Fairfax County will look to the Obama administration to fund a shuttle system needed to ferry rail riders to and from four new Tysons Corner Metro stations.
The federal grants, announced this month by the U.S. Department of Transportation, represent one of the best chances for funding a circulator system in the sprawling business hub. The planned network of buses or shuttles is considered critical to hopes of luring commuters away from their cars and unclogging an area that now boasts the region’s worst traffic.
Officials want to have the circulator in place by 2013, when the first leg of the 23-mile Metrorail extension opens. But they have struggled to find funding at a time when transportation revenues are becoming increasingly competitive.
The $280 million in transportation grants for streetcars and urban circulator systems will provide up to $25 million for each project. “It’s critical” that the county seeks the money, said Clark Tyler, chairman of a years-long planning effort for redeveloping Tysons Corner.
“Because $25 million per project, that’s not going to last long,” Tyler said.
The cost of the circulator project will depend on its scope and will hinge especially on whether it incorporates buses or streetcars. A bus system would cost $9 million to create, while a streetcar-based system could cost $500 million to build, according to a report from county staff.

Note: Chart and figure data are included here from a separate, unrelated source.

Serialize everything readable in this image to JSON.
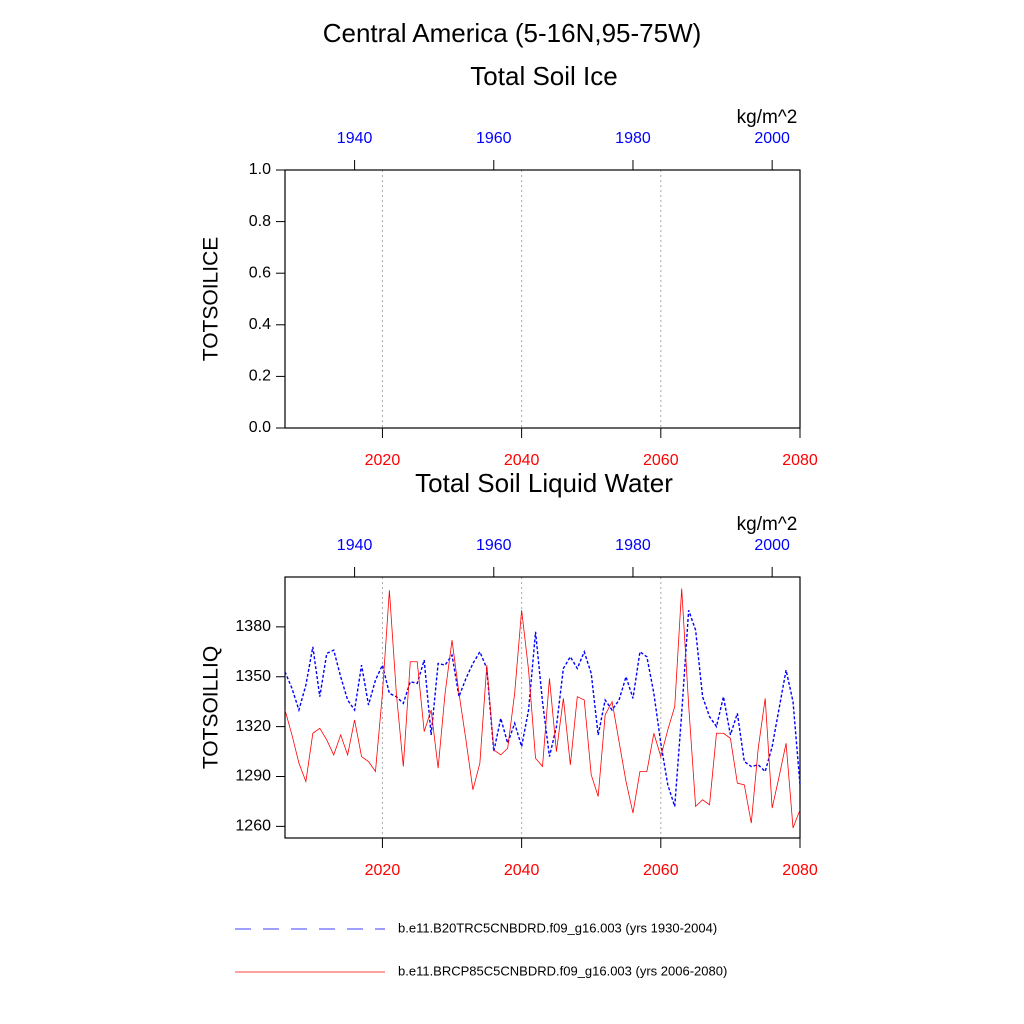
{
  "title": "Central America (5-16N,95-75W)",
  "chart_data": [
    {
      "type": "line",
      "title": "Total Soil Ice",
      "units": "kg/m^2",
      "ylabel": "TOTSOILICE",
      "ylim": [
        0,
        1
      ],
      "yticks": [
        {
          "value": 0,
          "label": "0.0"
        },
        0.2,
        0.4,
        0.6,
        0.8,
        {
          "value": 1,
          "label": "1.0"
        }
      ],
      "xlim": [
        2006,
        2080
      ],
      "xticks": [
        2020,
        2040,
        2060,
        2080
      ],
      "x2lim": [
        1930,
        2004
      ],
      "x2ticks": [
        1940,
        1960,
        1980,
        2000
      ],
      "grid": true,
      "series": []
    },
    {
      "type": "line",
      "title": "Total Soil Liquid Water",
      "units": "kg/m^2",
      "ylabel": "TOTSOILLIQ",
      "ylim": [
        1253,
        1410
      ],
      "yticks": [
        1260,
        1290,
        1320,
        1350,
        1380
      ],
      "xlim": [
        2006,
        2080
      ],
      "xticks": [
        2020,
        2040,
        2060,
        2080
      ],
      "x2lim": [
        1930,
        2004
      ],
      "x2ticks": [
        1940,
        1960,
        1980,
        2000
      ],
      "grid": true,
      "series": [
        {
          "name": "b.e11.B20TRC5CNBDRD.f09_g16.003 (yrs 1930-2004)",
          "color": "#0000ff",
          "dashed": true,
          "axis": "x2",
          "x": [
            1930,
            1931,
            1932,
            1933,
            1934,
            1935,
            1936,
            1937,
            1938,
            1939,
            1940,
            1941,
            1942,
            1943,
            1944,
            1945,
            1946,
            1947,
            1948,
            1949,
            1950,
            1951,
            1952,
            1953,
            1954,
            1955,
            1956,
            1957,
            1958,
            1959,
            1960,
            1961,
            1962,
            1963,
            1964,
            1965,
            1966,
            1967,
            1968,
            1969,
            1970,
            1971,
            1972,
            1973,
            1974,
            1975,
            1976,
            1977,
            1978,
            1979,
            1980,
            1981,
            1982,
            1983,
            1984,
            1985,
            1986,
            1987,
            1988,
            1989,
            1990,
            1991,
            1992,
            1993,
            1994,
            1995,
            1996,
            1997,
            1998,
            1999,
            2000,
            2001,
            2002,
            2003,
            2004
          ],
          "values": [
            1353,
            1343,
            1330,
            1345,
            1368,
            1338,
            1364,
            1366,
            1350,
            1336,
            1330,
            1357,
            1333,
            1348,
            1357,
            1340,
            1338,
            1334,
            1347,
            1346,
            1360,
            1315,
            1358,
            1357,
            1363,
            1338,
            1349,
            1358,
            1365,
            1355,
            1305,
            1325,
            1310,
            1322,
            1308,
            1330,
            1377,
            1335,
            1302,
            1320,
            1355,
            1362,
            1355,
            1365,
            1352,
            1315,
            1336,
            1330,
            1336,
            1350,
            1337,
            1365,
            1362,
            1340,
            1310,
            1285,
            1272,
            1328,
            1390,
            1378,
            1338,
            1326,
            1320,
            1338,
            1315,
            1328,
            1299,
            1296,
            1297,
            1293,
            1308,
            1331,
            1354,
            1335,
            1285
          ]
        },
        {
          "name": "b.e11.BRCP85C5CNBDRD.f09_g16.003 (yrs 2006-2080)",
          "color": "#ff0000",
          "dashed": false,
          "x": [
            2006,
            2007,
            2008,
            2009,
            2010,
            2011,
            2012,
            2013,
            2014,
            2015,
            2016,
            2017,
            2018,
            2019,
            2020,
            2021,
            2022,
            2023,
            2024,
            2025,
            2026,
            2027,
            2028,
            2029,
            2030,
            2031,
            2032,
            2033,
            2034,
            2035,
            2036,
            2037,
            2038,
            2039,
            2040,
            2041,
            2042,
            2043,
            2044,
            2045,
            2046,
            2047,
            2048,
            2049,
            2050,
            2051,
            2052,
            2053,
            2054,
            2055,
            2056,
            2057,
            2058,
            2059,
            2060,
            2061,
            2062,
            2063,
            2064,
            2065,
            2066,
            2067,
            2068,
            2069,
            2070,
            2071,
            2072,
            2073,
            2074,
            2075,
            2076,
            2077,
            2078,
            2079,
            2080
          ],
          "values": [
            1330,
            1315,
            1298,
            1287,
            1316,
            1319,
            1312,
            1303,
            1315,
            1303,
            1324,
            1302,
            1299,
            1293,
            1340,
            1402,
            1340,
            1296,
            1359,
            1359,
            1317,
            1330,
            1295,
            1340,
            1372,
            1340,
            1312,
            1282,
            1298,
            1357,
            1306,
            1303,
            1307,
            1340,
            1390,
            1354,
            1301,
            1296,
            1349,
            1305,
            1337,
            1297,
            1338,
            1336,
            1291,
            1278,
            1327,
            1335,
            1311,
            1287,
            1268,
            1293,
            1293,
            1316,
            1302,
            1318,
            1332,
            1403,
            1333,
            1272,
            1276,
            1273,
            1316,
            1316,
            1313,
            1286,
            1285,
            1262,
            1307,
            1337,
            1271,
            1290,
            1310,
            1259,
            1270
          ]
        }
      ]
    }
  ]
}
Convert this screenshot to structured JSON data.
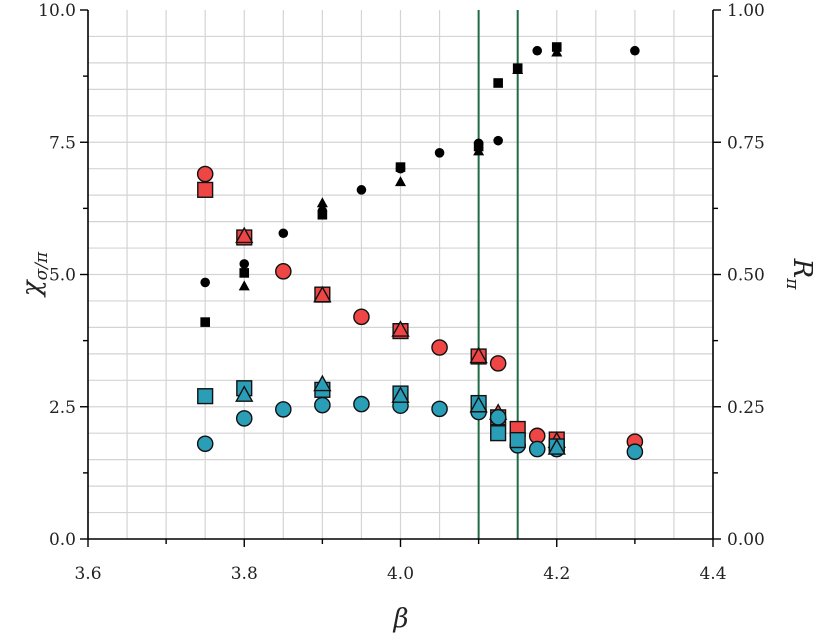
{
  "chart_data": {
    "type": "scatter",
    "title": "",
    "xlabel": "β",
    "ylabel_left": "χ",
    "ylabel_left_subscript": "σ/π",
    "ylabel_right": "R",
    "ylabel_right_subscript": "π",
    "xlim": [
      3.6,
      4.4
    ],
    "ylim_left": [
      0,
      10
    ],
    "ylim_right": [
      0,
      1
    ],
    "x_ticks": [
      3.6,
      3.8,
      4.0,
      4.2,
      4.4
    ],
    "x_tick_labels": [
      "3.6",
      "3.8",
      "4.0",
      "4.2",
      "4.4"
    ],
    "y_left_ticks": [
      0,
      2.5,
      5.0,
      7.5,
      10.0
    ],
    "y_left_tick_labels": [
      "0.0",
      "2.5",
      "5.0",
      "7.5",
      "10.0"
    ],
    "y_right_ticks": [
      0,
      0.25,
      0.5,
      0.75,
      1.0
    ],
    "y_right_tick_labels": [
      "0.00",
      "0.25",
      "0.50",
      "0.75",
      "1.00"
    ],
    "grid": true,
    "vertical_lines": [
      4.1,
      4.15
    ],
    "colors": {
      "red": "#ee4545",
      "teal": "#2a9db7",
      "black": "#000000",
      "vline": "#1e6b45",
      "grid": "#d4d4d4"
    },
    "series": [
      {
        "name": "black circles",
        "axis": "right",
        "marker": "circle",
        "color": "#000000",
        "x": [
          3.75,
          3.8,
          3.85,
          3.9,
          3.95,
          4.0,
          4.05,
          4.1,
          4.125,
          4.175,
          4.3
        ],
        "y": [
          0.485,
          0.52,
          0.578,
          0.62,
          0.66,
          0.7,
          0.73,
          0.748,
          0.753,
          0.923,
          0.923
        ]
      },
      {
        "name": "black squares",
        "axis": "right",
        "marker": "square",
        "color": "#000000",
        "x": [
          3.75,
          3.8,
          3.9,
          4.0,
          4.1,
          4.125,
          4.15,
          4.2
        ],
        "y": [
          0.41,
          0.503,
          0.613,
          0.703,
          0.742,
          0.862,
          0.89,
          0.93
        ]
      },
      {
        "name": "black triangles",
        "axis": "right",
        "marker": "triangle",
        "color": "#000000",
        "x": [
          3.8,
          3.9,
          4.0,
          4.1,
          4.15,
          4.2
        ],
        "y": [
          0.478,
          0.635,
          0.675,
          0.733,
          0.887,
          0.92
        ]
      },
      {
        "name": "red circles",
        "axis": "left",
        "marker": "circle",
        "color": "#ee4545",
        "x": [
          3.75,
          3.85,
          3.95,
          4.05,
          4.125,
          4.175,
          4.3
        ],
        "y": [
          6.9,
          5.06,
          4.2,
          3.62,
          3.32,
          1.95,
          1.84
        ]
      },
      {
        "name": "red squares",
        "axis": "left",
        "marker": "square",
        "color": "#ee4545",
        "x": [
          3.75,
          3.8,
          3.9,
          4.0,
          4.1,
          4.125,
          4.15,
          4.2
        ],
        "y": [
          6.6,
          5.7,
          4.62,
          3.93,
          3.45,
          2.3,
          2.08,
          1.88
        ]
      },
      {
        "name": "red triangles",
        "axis": "left",
        "marker": "triangle",
        "color": "#ee4545",
        "x": [
          3.8,
          3.9,
          4.0,
          4.1,
          4.125,
          4.2
        ],
        "y": [
          5.72,
          4.6,
          3.95,
          3.45,
          2.38,
          1.85
        ]
      },
      {
        "name": "teal circles",
        "axis": "left",
        "marker": "circle",
        "color": "#2a9db7",
        "x": [
          3.75,
          3.8,
          3.85,
          3.9,
          3.95,
          4.0,
          4.05,
          4.1,
          4.125,
          4.15,
          4.175,
          4.2,
          4.3
        ],
        "y": [
          1.8,
          2.28,
          2.45,
          2.53,
          2.55,
          2.52,
          2.46,
          2.4,
          2.3,
          1.77,
          1.7,
          1.7,
          1.65
        ]
      },
      {
        "name": "teal squares",
        "axis": "left",
        "marker": "square",
        "color": "#2a9db7",
        "x": [
          3.75,
          3.8,
          3.9,
          4.0,
          4.1,
          4.125,
          4.15,
          4.2
        ],
        "y": [
          2.7,
          2.85,
          2.82,
          2.75,
          2.57,
          2.0,
          1.87,
          1.75
        ]
      },
      {
        "name": "teal triangles",
        "axis": "left",
        "marker": "triangle",
        "color": "#2a9db7",
        "x": [
          3.8,
          3.9,
          4.0,
          4.1,
          4.2
        ],
        "y": [
          2.72,
          2.92,
          2.7,
          2.52,
          1.72
        ]
      }
    ]
  }
}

The county plans on applying for the grants for the Tysons circulator and for transportation projects in three other areas, said Kathy Ichter, director of the Fairfax County Department of Transportation. She said the Board of Supervisors will have the final say in which applications are sent out.
The first phase of Dulles Rail, which is now under construction, will split off the Orange Line after the East Falls Church station, cut through Tysons and end in Reston. The final phase will carry the track through Washington Dulles International Airport and into Loudoun County.
Without the circulator, officials worry that the rail stations would be inaccessible or impractical to commuters.